After that, it was all smiles, tickles and laughter with not a speck of panic in sight.
It occurred to me I didn’t need a dark, quiet room and a certain amount of time to achieve the calm that meditation gives. I had done this holding a screaming baby while The Wiggles were singing (for the three-year-old) in broad daylight in a matter of moments. It was very empowering.
I realised I could use this new found talent in any situation I found stressful because I had tapped into hidden reserves of calm that were sitting inside me all along.

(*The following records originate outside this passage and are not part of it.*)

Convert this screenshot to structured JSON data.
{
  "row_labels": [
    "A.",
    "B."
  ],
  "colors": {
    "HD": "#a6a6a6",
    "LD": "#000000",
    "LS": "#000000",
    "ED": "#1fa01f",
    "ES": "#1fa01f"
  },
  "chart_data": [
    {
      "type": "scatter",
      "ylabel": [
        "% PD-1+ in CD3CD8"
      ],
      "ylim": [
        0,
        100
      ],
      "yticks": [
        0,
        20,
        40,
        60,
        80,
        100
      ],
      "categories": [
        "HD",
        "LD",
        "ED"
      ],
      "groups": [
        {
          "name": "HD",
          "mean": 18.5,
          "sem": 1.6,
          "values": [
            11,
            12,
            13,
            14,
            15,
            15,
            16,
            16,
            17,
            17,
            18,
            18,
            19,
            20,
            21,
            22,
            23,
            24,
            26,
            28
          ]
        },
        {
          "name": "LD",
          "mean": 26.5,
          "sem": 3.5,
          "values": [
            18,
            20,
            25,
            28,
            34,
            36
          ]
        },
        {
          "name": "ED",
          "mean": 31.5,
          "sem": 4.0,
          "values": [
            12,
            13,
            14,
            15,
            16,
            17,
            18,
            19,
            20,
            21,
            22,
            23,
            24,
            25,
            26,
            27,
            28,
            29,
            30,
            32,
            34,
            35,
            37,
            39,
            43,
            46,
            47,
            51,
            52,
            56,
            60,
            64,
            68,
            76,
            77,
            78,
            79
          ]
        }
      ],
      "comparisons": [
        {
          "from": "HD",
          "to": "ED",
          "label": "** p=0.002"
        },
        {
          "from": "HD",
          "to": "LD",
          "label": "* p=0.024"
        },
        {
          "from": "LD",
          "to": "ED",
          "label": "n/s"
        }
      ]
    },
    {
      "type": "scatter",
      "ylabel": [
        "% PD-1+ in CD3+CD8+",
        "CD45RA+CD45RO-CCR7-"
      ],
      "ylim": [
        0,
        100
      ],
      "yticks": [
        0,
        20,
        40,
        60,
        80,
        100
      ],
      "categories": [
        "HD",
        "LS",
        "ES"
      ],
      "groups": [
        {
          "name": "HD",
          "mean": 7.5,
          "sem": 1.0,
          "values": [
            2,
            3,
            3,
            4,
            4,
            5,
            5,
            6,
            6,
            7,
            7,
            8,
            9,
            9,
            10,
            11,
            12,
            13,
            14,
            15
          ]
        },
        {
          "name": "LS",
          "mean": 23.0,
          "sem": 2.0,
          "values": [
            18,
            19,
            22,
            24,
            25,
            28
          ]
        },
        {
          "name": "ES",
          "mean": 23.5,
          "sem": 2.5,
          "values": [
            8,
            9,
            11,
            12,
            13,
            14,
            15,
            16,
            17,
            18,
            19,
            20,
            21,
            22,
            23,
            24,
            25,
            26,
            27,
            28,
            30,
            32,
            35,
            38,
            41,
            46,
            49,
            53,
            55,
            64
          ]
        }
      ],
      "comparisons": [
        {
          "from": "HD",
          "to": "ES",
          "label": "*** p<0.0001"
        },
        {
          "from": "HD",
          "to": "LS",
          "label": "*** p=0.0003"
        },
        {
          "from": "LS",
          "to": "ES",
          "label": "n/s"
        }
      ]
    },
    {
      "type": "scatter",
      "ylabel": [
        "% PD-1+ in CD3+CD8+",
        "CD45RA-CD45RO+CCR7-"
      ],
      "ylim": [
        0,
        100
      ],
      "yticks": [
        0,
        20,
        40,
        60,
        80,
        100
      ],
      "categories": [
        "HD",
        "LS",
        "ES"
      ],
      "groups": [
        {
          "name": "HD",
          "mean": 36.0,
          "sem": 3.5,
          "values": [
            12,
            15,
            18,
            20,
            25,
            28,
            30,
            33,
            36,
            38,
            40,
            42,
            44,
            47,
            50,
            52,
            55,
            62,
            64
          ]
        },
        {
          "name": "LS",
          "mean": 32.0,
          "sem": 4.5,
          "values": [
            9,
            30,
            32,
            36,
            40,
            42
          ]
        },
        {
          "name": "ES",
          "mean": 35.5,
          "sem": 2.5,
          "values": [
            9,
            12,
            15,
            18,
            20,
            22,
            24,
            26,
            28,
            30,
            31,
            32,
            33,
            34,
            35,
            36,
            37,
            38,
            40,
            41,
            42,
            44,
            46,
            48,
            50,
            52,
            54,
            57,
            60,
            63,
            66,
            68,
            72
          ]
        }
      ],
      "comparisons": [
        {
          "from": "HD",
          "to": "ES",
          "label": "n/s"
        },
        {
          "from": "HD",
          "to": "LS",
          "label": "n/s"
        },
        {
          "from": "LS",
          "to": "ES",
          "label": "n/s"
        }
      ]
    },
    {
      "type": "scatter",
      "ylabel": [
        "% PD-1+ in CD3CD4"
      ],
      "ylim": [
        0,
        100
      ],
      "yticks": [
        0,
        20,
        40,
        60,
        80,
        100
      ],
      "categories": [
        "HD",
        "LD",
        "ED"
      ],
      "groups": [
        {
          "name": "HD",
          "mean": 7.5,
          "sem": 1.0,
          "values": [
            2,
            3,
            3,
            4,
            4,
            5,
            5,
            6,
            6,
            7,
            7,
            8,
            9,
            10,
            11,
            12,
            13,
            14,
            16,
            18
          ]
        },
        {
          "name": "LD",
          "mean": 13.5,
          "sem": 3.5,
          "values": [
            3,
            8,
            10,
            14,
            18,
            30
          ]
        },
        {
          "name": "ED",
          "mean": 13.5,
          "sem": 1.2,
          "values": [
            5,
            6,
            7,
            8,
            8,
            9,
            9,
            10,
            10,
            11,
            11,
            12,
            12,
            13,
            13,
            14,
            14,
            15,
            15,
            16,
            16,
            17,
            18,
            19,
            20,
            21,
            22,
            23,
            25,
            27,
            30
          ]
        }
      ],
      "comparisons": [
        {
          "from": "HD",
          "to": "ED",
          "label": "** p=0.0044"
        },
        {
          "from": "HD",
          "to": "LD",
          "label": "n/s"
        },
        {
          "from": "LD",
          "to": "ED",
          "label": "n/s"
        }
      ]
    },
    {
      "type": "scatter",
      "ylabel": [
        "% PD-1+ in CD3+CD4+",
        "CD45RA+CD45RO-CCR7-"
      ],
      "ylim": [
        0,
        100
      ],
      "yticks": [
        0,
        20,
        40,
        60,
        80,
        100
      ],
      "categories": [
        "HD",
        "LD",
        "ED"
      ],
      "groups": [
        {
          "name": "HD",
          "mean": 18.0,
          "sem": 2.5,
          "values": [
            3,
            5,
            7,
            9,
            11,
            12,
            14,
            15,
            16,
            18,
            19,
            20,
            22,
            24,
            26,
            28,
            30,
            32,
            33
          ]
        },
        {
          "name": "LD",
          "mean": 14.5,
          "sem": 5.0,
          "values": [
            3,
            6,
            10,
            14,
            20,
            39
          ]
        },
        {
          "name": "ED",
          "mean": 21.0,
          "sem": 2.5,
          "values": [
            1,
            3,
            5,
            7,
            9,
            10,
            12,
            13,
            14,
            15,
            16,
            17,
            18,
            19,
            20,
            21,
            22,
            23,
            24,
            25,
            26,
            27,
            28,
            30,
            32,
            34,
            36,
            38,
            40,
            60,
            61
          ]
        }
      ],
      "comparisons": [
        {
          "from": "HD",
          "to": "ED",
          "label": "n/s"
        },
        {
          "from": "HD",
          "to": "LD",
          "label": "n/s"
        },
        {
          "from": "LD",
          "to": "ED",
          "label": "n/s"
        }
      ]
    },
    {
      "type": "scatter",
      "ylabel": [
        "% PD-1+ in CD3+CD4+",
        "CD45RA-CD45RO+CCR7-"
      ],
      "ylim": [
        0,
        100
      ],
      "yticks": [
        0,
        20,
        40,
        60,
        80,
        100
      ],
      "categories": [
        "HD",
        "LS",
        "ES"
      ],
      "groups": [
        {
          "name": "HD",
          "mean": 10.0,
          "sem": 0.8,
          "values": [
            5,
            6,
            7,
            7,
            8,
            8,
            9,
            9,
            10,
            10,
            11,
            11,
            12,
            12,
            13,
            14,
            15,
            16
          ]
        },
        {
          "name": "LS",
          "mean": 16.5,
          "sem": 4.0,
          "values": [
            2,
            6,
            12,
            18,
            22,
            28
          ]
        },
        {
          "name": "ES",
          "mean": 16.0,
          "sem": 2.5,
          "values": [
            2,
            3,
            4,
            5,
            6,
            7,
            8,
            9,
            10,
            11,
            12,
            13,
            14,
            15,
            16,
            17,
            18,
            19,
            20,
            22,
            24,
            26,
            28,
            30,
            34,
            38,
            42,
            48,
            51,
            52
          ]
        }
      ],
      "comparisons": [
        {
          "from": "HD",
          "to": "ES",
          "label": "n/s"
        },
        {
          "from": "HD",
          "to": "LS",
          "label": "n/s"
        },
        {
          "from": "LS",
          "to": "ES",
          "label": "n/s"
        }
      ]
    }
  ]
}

The next chance I had to test this was when working on our desktop computer. Can anything make you more stressed than a computer that is vital for work but persistently breaks down? It seems every time I touch this computer there is some major issue and often just walking into the office makes me feel stressed – another thought habit I guess.
Anyway, the usual glitches presented themselves and instead of allowing this to destroy my mood I walked away from the computer and used my visualisation technique to feel the calm once again. I pictured that bright light, had fun turning it into calming pictures and, as it grew it gave me a warm, comforting feeling and I was once again tapping into my inner reserves of calm.
I was tested yet again shortly afterwards when this site broke down. Bloggers will understand the term ‘white screen of death’ – sounds scary doesn’t it? It’s when no one, including you, can access your blog.
While something like this would normally send me into a panic, I knew I couldn’t afford this as I was having a playdate with two of the Goddesses.
With that thought, the beautiful little face of my baby Goddess – the one where she seems to be saying ‘well done Grandy’ came to mind and I immediately felt calm – a new thought habit.
There are sure to be more stressful situations to challenge me and maybe times when I let fear and panic take control before I remember my inner reserves. But for now, I am grateful to the baby who, without saying a word, helped me find my calm.
All the same, if you tell me to ‘chill out’ I may have to hit you. 🙂
Wishing you serenity and a gleeful week, Tamuria.